Gunfire, blasts as Kenyan troops battle to save mall hostages
Nairobi: Heavy gunfire and loud explosions erupted at Nairobi's Westgate shopping mall on Monday as Kenyan troops fought al Qaeda-linked gunmen who were holding hostages after massacring at least 69 people.
The Red Cross said at least 63 people were recorded missing, thought to include hostages as well as those possibly killed or still hiding in the 48-hour-long siege.
As the stand-off entered its third day, sustained bursts of rapid gunfire broke out at dawn, and soldiers posted around the complex ducked for cover.
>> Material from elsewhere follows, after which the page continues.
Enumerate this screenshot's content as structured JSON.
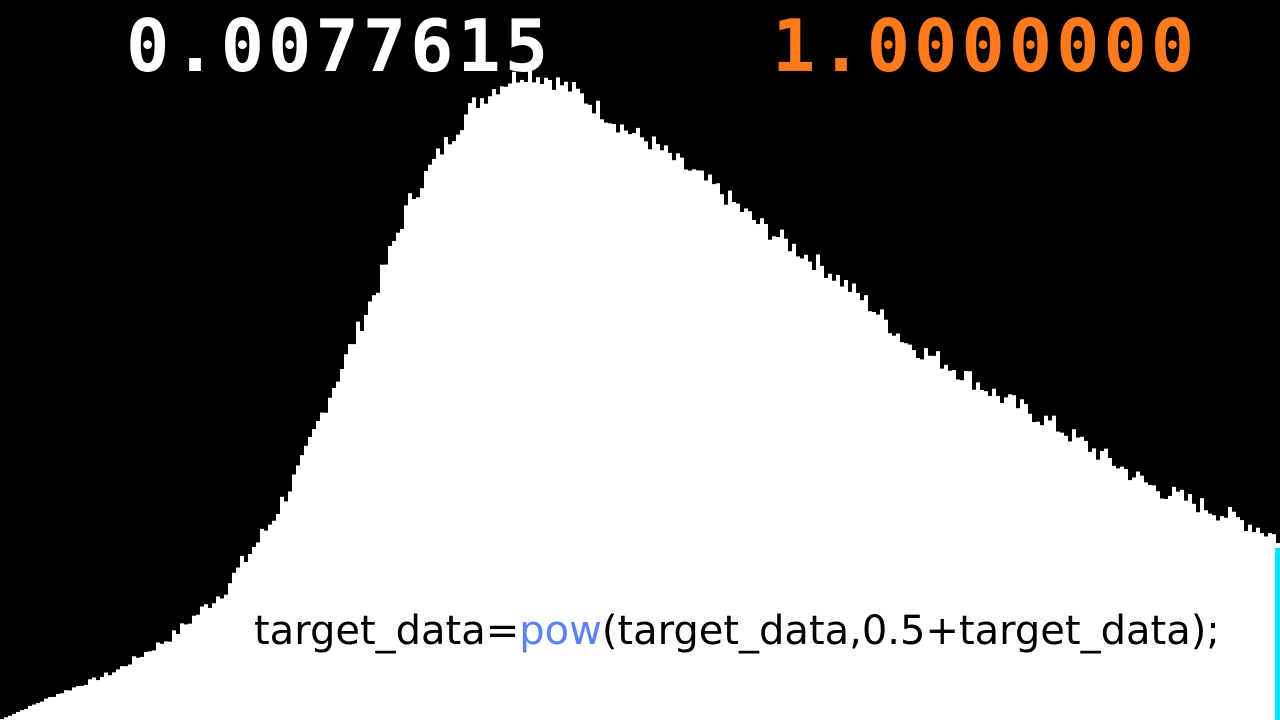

This was followed by explosions and more sporadic weapons fire, AFP correspondents at the scene said. The Kenyan army said it had secured most of the upmarket, part Israeli-owned complex, while a security official said a final assault was underway against the Somali Shebab rebels, believed to be pinned down in a part of the mall but using hostages as human shields.
"We have managed to rescue more hostages overnight and very few are remaining," Kenyan police chief David Kimaiyo said, in the latest of a string of upbeat statements.
"We are also closing in on the attackers." Officials have not said how many people were being held by the dozen-or-so attackers, who marched into the sprawling four-storey complex at midday Saturday, spraying shoppers with machine gun fire and tossing grenades.
Shebab spokesman Ali Mohamud Rage warned the hostages would "bear the brunt of any force directed against the mujahedeen". However, Kenyan President Uhuru Kenyatta has vowed the attackers will "not get away with their despicable and beastly acts."
"We will punish the masterminds swiftly, and indeed very painfully," he vowed in a speech Sunday, revealing that a family member - a nephew and his fiancee - were among the dead. A Kenyan security source and a Western intelligence official said Israeli forces were involved in the operation, along with British and US agents.